We make a list of all the planets a,b,c,... and their distances A,B,C,... in rows in this order as follows. 

1. Planet a, closest neighbour, planet b, distance A. We call this planet the 'Prime' for the entry.

2. Next closest neighbour of a is c, distance B. (B>A)

3. Next closest neighbour of b is d, Distance C. (C<B)

This arrangement must always be possible, since all the distances are different. It must also be unique for any Prime.

Since all the distances are different, there must be a pair (the closest pair of all) that observe each other. And indeed that will be true whenever the distance in row 1 is less that the distances in rows 2 and 3. We can eliminate all such pairs and their corresponding planets, since they can't be observing anything else but each other.

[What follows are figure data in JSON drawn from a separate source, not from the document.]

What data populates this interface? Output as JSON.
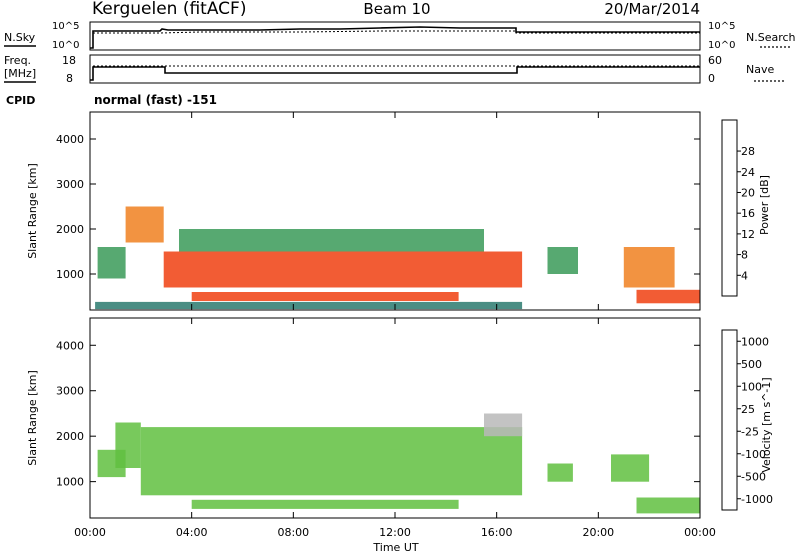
{
  "header": {
    "station": "Kerguelen (fitACF)",
    "beam": "Beam 10",
    "date": "20/Mar/2014"
  },
  "noise_panel": {
    "left_label": "N.Sky",
    "right_label": "N.Search",
    "left_ticks": [
      "10^5",
      "10^0"
    ],
    "right_ticks": [
      "10^5",
      "10^0"
    ]
  },
  "freq_panel": {
    "left_label_1": "Freq.",
    "left_label_2": "[MHz]",
    "right_label": "Nave",
    "left_ticks": [
      "18",
      "8"
    ],
    "right_ticks": [
      "60",
      "0"
    ]
  },
  "cpid": {
    "label": "CPID",
    "value": "normal (fast) -151"
  },
  "x_axis": {
    "label": "Time UT",
    "ticks": [
      "00:00",
      "04:00",
      "08:00",
      "12:00",
      "16:00",
      "20:00",
      "00:00"
    ]
  },
  "colors": {
    "power": [
      "#1020e0",
      "#1a3f9a",
      "#2a7a6e",
      "#3a9a58",
      "#58c038",
      "#f0c020",
      "#f08020",
      "#f04010",
      "#e01010"
    ],
    "velocity": [
      "#1040c0",
      "#2a6a8a",
      "#3a9a5a",
      "#60c040",
      "#b8b8b8",
      "#f0a030",
      "#f06020",
      "#e02010"
    ]
  },
  "chart_data": [
    {
      "type": "heatmap",
      "panel": "power",
      "ylabel": "Slant Range [km]",
      "yticks": [
        "1000",
        "2000",
        "3000",
        "4000"
      ],
      "ylim": [
        200,
        4600
      ],
      "xlim_hours": [
        0,
        24
      ],
      "colorbar_label": "Power [dB]",
      "colorbar_ticks": [
        "4",
        "8",
        "12",
        "16",
        "20",
        "24",
        "28"
      ],
      "colorbar_range": [
        0,
        30
      ],
      "regions": [
        {
          "t0": 0.3,
          "t1": 1.4,
          "r0": 900,
          "r1": 1600,
          "v": 11
        },
        {
          "t0": 1.4,
          "t1": 2.9,
          "r0": 1700,
          "r1": 2500,
          "v": 20
        },
        {
          "t0": 2.9,
          "t1": 17.0,
          "r0": 700,
          "r1": 1500,
          "v": 26
        },
        {
          "t0": 3.5,
          "t1": 15.5,
          "r0": 1500,
          "r1": 2000,
          "v": 13
        },
        {
          "t0": 4.0,
          "t1": 14.5,
          "r0": 400,
          "r1": 600,
          "v": 24
        },
        {
          "t0": 0.2,
          "t1": 17.0,
          "r0": 220,
          "r1": 380,
          "v": 7
        },
        {
          "t0": 18.0,
          "t1": 19.2,
          "r0": 1000,
          "r1": 1600,
          "v": 10
        },
        {
          "t0": 21.0,
          "t1": 23.0,
          "r0": 700,
          "r1": 1600,
          "v": 22
        },
        {
          "t0": 21.5,
          "t1": 24.0,
          "r0": 350,
          "r1": 650,
          "v": 24
        }
      ]
    },
    {
      "type": "heatmap",
      "panel": "velocity",
      "ylabel": "Slant Range [km]",
      "yticks": [
        "1000",
        "2000",
        "3000",
        "4000"
      ],
      "ylim": [
        200,
        4600
      ],
      "xlim_hours": [
        0,
        24
      ],
      "colorbar_label": "Velocity [m s^-1]",
      "colorbar_ticks": [
        "1000",
        "500",
        "100",
        "25",
        "-25",
        "-100",
        "-500",
        "-1000"
      ],
      "colorbar_range": [
        -1200,
        1200
      ],
      "regions": [
        {
          "t0": 0.3,
          "t1": 1.4,
          "r0": 1100,
          "r1": 1700,
          "v": -10
        },
        {
          "t0": 1.0,
          "t1": 2.0,
          "r0": 1300,
          "r1": 2300,
          "v": -200
        },
        {
          "t0": 2.0,
          "t1": 17.0,
          "r0": 700,
          "r1": 2200,
          "v": 0
        },
        {
          "t0": 4.0,
          "t1": 14.5,
          "r0": 400,
          "r1": 600,
          "v": 0
        },
        {
          "t0": 15.5,
          "t1": 17.0,
          "r0": 2000,
          "r1": 2500,
          "v": 120
        },
        {
          "t0": 18.0,
          "t1": 19.0,
          "r0": 1000,
          "r1": 1400,
          "v": 0
        },
        {
          "t0": 20.5,
          "t1": 22.0,
          "r0": 1000,
          "r1": 1600,
          "v": -50
        },
        {
          "t0": 21.5,
          "t1": 24.0,
          "r0": 300,
          "r1": 650,
          "v": 0
        }
      ]
    }
  ]
}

If all the  planets are now eliminated, then we are done - but in that case the number of planets must be even.

Let j be a Prime not eliminated by pairing, in the sequence i,j,k,l. j looks at k but k does not look at j because l is closer to k. Otherwise j and k would be a pair. So l is closer to k than j. And by parity of reasoning, i must be further from j than k.  Planet i must also be a planet not eliminated by pairing, because otherwise j would have no observer. The same must be true of all such entries.

We can now return to the list and find the Prime for which distance B is the largest. The Prime cannot be observed by the planet at distance B, because by definition some other planet must be closer to that planet. Therefore the Prime is unobserved.

So we have the rather cool result that if the planets are not in pairs, then at least one of them is always unobserved, irrespective of the parity of the number of planets.